Hi Growth Team,
I'm a graduate student researcher at the University of Michigan working on a research about the mentor program's causal impact on newcomer retention, advised by Prof. Ceren Budak (https://www.si.umich.edu/people/ceren-budak). I have two technical questions about the growthexperiments_mentor_mentee table that I haven't been able to resolve from the documentation alone.
Background on what I've done so far:
I downloaded the latest growthmentorship dump from dumps.wikimedia.org/other/growthmentorship/ (the SQL dump of the growthexperiments_mentor_mentee table, ~5.45 million records with 4 columns: gemm_mentee_id, gemm_mentor_id, gemm_mentor_role, gemm_mentee_is_active).
Separately, I pulled all account creation events from 2021 through early 2026 via the MediaWiki API (logging API with type=newusers), totaling ~10.8 million records.
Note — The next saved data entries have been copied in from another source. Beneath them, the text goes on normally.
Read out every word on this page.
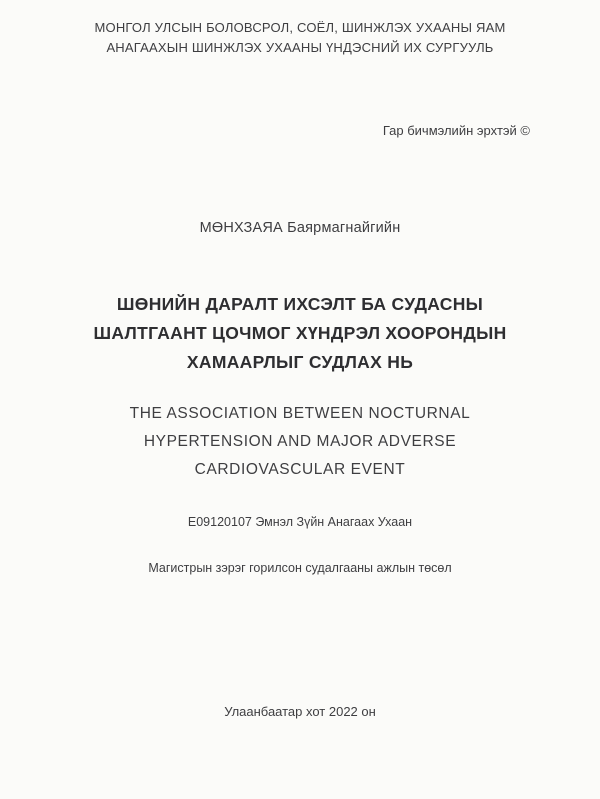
МОНГОЛ УЛСЫН БОЛОВСРОЛ, СОЁЛ, ШИНЖЛЭХ УХААНЫ ЯАМ
АНАГААХЫН ШИНЖЛЭХ УХААНЫ ҮНДЭСНИЙ ИХ СУРГУУЛЬ
Гар бичмэлийн эрхтэй ©
МӨНХЗАЯА Баярмагнайгийн
ШӨНИЙН ДАРАЛТ ИХСЭЛТ БА СУДАСНЫ
ШАЛТГААНТ ЦОЧМОГ ХҮНДРЭЛ ХООРОНДЫН
ХАМААРЛЫГ СУДЛАХ НЬ
THE ASSOCIATION BETWEEN NOCTURNAL
HYPERTENSION AND MAJOR ADVERSE
CARDIOVASCULAR EVENT
Е09120107 Эмнэл Зүйн Анагаах Ухаан
Магистрын зэрэг горилсон судалгааны ажлын төсөл
Улаанбаатар хот 2022 он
I excluded temporary accounts (usernames starting with ~), leaving ~9.8 million regular user registrations.
I then matched these two datasets by user ID to check what fraction of registrants in each month appear in the mentor-mentee table.
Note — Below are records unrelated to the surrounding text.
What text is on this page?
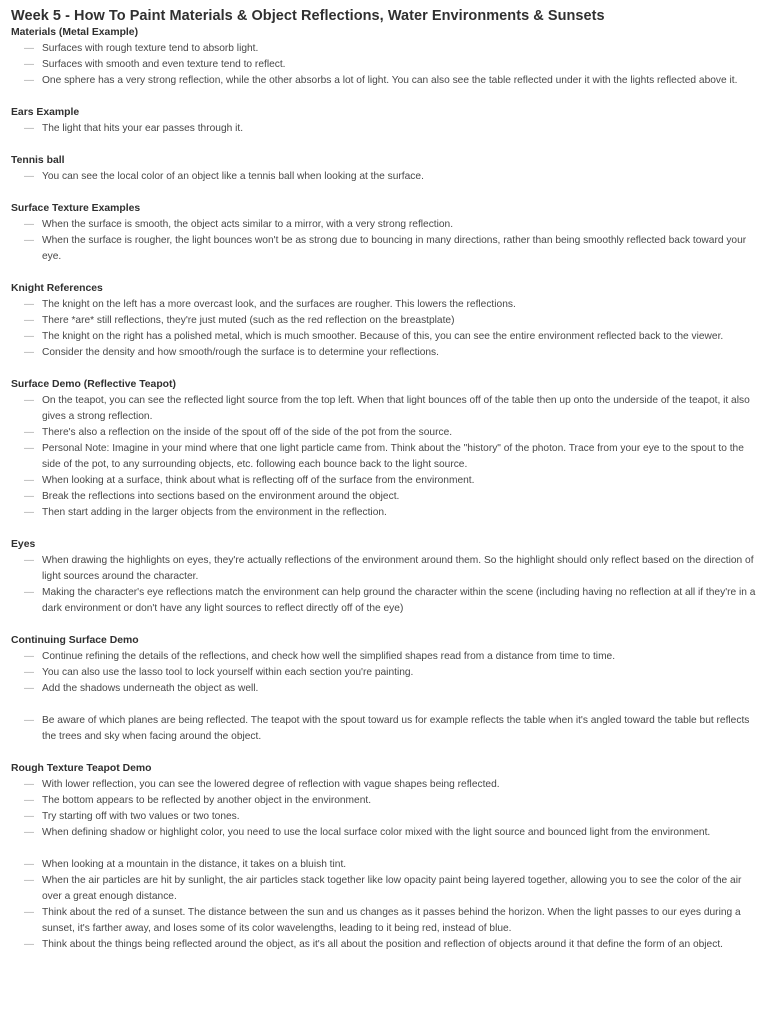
Week 5 - How To Paint Materials & Object Reflections, Water Environments & Sunsets
Materials (Metal Example)
— Surfaces with rough texture tend to absorb light.
— Surfaces with smooth and even texture tend to reflect.
— One sphere has a very strong reflection, while the other absorbs a lot of light. You can also see the table reflected under it with the lights reflected above it.
Ears Example
— The light that hits your ear passes through it.
Tennis ball
— You can see the local color of an object like a tennis ball when looking at the surface.
Surface Texture Examples
— When the surface is smooth, the object acts similar to a mirror, with a very strong reflection.
— When the surface is rougher, the light bounces won't be as strong due to bouncing in many directions, rather than being smoothly reflected back toward your eye.
Knight References
— The knight on the left has a more overcast look, and the surfaces are rougher. This lowers the reflections.
— There *are* still reflections, they're just muted (such as the red reflection on the breastplate)
— The knight on the right has a polished metal, which is much smoother. Because of this, you can see the entire environment reflected back to the viewer.
— Consider the density and how smooth/rough the surface is to determine your reflections.
Surface Demo (Reflective Teapot)
— On the teapot, you can see the reflected light source from the top left. When that light bounces off of the table then up onto the underside of the teapot, it also gives a strong reflection.
— There's also a reflection on the inside of the spout off of the side of the pot from the source.
— Personal Note: Imagine in your mind where that one light particle came from. Think about the "history" of the photon. Trace from your eye to the spout to the side of the pot, to any surrounding objects, etc. following each bounce back to the light source.
— When looking at a surface, think about what is reflecting off of the surface from the environment.
— Break the reflections into sections based on the environment around the object.
— Then start adding in the larger objects from the environment in the reflection.
Eyes
— When drawing the highlights on eyes, they're actually reflections of the environment around them. So the highlight should only reflect based on the direction of light sources around the character.
— Making the character's eye reflections match the environment can help ground the character within the scene (including having no reflection at all if they're in a dark environment or don't have any light sources to reflect directly off of the eye)
Continuing Surface Demo
— Continue refining the details of the reflections, and check how well the simplified shapes read from a distance from time to time.
— You can also use the lasso tool to lock yourself within each section you're painting.
— Add the shadows underneath the object as well.
— Be aware of which planes are being reflected. The teapot with the spout toward us for example reflects the table when it's angled toward the table but reflects the trees and sky when facing around the object.
Rough Texture Teapot Demo
— With lower reflection, you can see the lowered degree of reflection with vague shapes being reflected.
— The bottom appears to be reflected by another object in the environment.
— Try starting off with two values or two tones.
— When defining shadow or highlight color, you need to use the local surface color mixed with the light source and bounced light from the environment.
— When looking at a mountain in the distance, it takes on a bluish tint.
— When the air particles are hit by sunlight, the air particles stack together like low opacity paint being layered together, allowing you to see the color of the air over a great enough distance.
— Think about the red of a sunset. The distance between the sun and us changes as it passes behind the horizon. When the light passes to our eyes during a sunset, it's farther away, and loses some of its color wavelengths, leading to it being red, instead of blue.
— Think about the things being reflected around the object, as it's all about the position and reflection of objects around it that define the form of an object.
Question 1: Unexpected ~60% coverage rate
Based on the Growth Team's documented deployment timeline (T323048, T302846), I expected to see a step-wise increase in assignment rates: ~10% for users who registered before July 2023, ~25% for July-September 2023, ~50% for October 2023 through early 2025, and close to 100% after February 2025 when full coverage was enabled.
Instead, I found a flat ~60% assignment rate across all time periods. Some examples from my data:
Registration month 2022-03: 184,071 registrations, 106,170 matched in dump = 57.7% (expected ~10%)
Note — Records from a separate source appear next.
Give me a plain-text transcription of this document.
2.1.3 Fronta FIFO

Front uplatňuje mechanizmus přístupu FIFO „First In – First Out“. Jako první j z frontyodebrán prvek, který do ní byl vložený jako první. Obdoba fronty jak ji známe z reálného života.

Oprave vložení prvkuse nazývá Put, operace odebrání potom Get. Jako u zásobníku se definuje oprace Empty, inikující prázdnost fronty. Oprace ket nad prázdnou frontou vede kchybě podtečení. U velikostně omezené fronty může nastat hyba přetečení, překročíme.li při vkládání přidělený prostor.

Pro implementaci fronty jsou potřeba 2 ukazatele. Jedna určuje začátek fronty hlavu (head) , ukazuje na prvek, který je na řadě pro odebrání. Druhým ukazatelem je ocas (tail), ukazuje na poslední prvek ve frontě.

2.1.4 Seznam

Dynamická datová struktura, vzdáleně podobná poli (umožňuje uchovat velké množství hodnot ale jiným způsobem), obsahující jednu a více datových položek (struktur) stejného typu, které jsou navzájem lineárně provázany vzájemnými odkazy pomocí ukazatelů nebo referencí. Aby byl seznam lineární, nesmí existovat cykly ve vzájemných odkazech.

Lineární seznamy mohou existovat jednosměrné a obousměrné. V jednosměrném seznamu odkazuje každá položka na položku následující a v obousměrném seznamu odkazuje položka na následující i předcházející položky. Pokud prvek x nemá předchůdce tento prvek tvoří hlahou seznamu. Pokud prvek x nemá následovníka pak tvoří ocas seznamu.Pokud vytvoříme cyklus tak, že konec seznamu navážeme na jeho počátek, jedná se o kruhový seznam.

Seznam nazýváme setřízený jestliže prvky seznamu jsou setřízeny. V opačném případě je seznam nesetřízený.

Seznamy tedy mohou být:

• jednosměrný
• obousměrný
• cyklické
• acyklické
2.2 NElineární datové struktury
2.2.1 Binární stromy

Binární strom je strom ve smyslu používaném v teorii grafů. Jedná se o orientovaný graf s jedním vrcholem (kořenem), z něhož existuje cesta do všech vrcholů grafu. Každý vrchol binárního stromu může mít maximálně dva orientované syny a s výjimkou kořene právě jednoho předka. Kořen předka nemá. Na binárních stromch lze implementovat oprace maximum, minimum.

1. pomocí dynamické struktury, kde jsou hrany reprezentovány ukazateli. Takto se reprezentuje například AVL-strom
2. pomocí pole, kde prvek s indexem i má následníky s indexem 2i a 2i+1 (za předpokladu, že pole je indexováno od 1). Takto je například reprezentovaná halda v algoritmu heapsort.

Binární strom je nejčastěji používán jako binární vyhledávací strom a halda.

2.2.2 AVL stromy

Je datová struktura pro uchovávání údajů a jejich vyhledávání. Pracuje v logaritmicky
Registration month 2023-10: 161,466 registrations, 97,221 matched = 60.2% (expected ~50%)
Registration month 2025-03: 152,559 registrations, 88,320 matched = 57.9% (expected ~100%)
Registration month 2025-06: 124,800 registrations, 71,028 matched = 56.9% (expected ~100%)
The flat ~60% rate across all periods — including after February 2025 when coverage was set to 100% — makes me think I'm overcounting registrations on my side. My registration data comes from the MediaWiki logging API (type=newusers), and I excluded temporary accounts (usernames starting with ~), but I suspect the remaining records still include account types that are not eligible for mentor assignment — for example, cross-wiki autocreated accounts (CentralAuth autocreation, action=autocreate), accounts created by other users (action=create2), or accounts created via email (action=byemail). Could you confirm which account creation methods actually trigger mentor assignment? Once I know this, I can re-filter my registration data and recalculate the actual coverage rate for each period.
Separately, even if the ~60% figure is wrong due to my overcounting, there's a related question: users who registered in 2021-2022 (when documented coverage was only ~10%) also appear in the current dump at a high rate. This suggests the system may have retroactively assigned mentors to previously unassigned users at some point — perhaps when coverage was increased to higher levels or to 100%. Did such backfilling occur? If so, do you know roughly when it happened? This distinction matters for my research because I need to know whether a user's mentor assignment in the current dump reflects their status at registration time or a later retroactive assignment.
Question 2: Assignment timestamps
Does the growthexperiments_mentor_mentee table (or any related table in the database) record when a mentor was assigned to a mentee? The dump I have only contains the 4 columns listed above, with no timestamp field.
This matters because my research design uses the phased rollout of mentor assignment (10% to 25% to 50% to 75% to 100%) as a source of quasi-random variation. To do this properly, I need to know whether each user was assigned a mentor at the time of registration or was retroactively assigned later. If there is an assignment timestamp in the database, I could reconstruct historical assignment status directly from the current data without needing older dumps.
If no timestamp exists, would it be possible to access archived versions of the weekly dumps from earlier dates? The oldest file currently available on the dump server is from late November 2025. Snapshots from around July 2023, October 2023, and January 2025 would be especially valuable for my analysis.
I'm happy to go through any data access process needed (IRB, data use agreements, etc.). My university supports this research and I can provide documentation.
Thank you for your time. Any pointers would be greatly appreciated.
Best,
Yubo Zhou
University of Michigan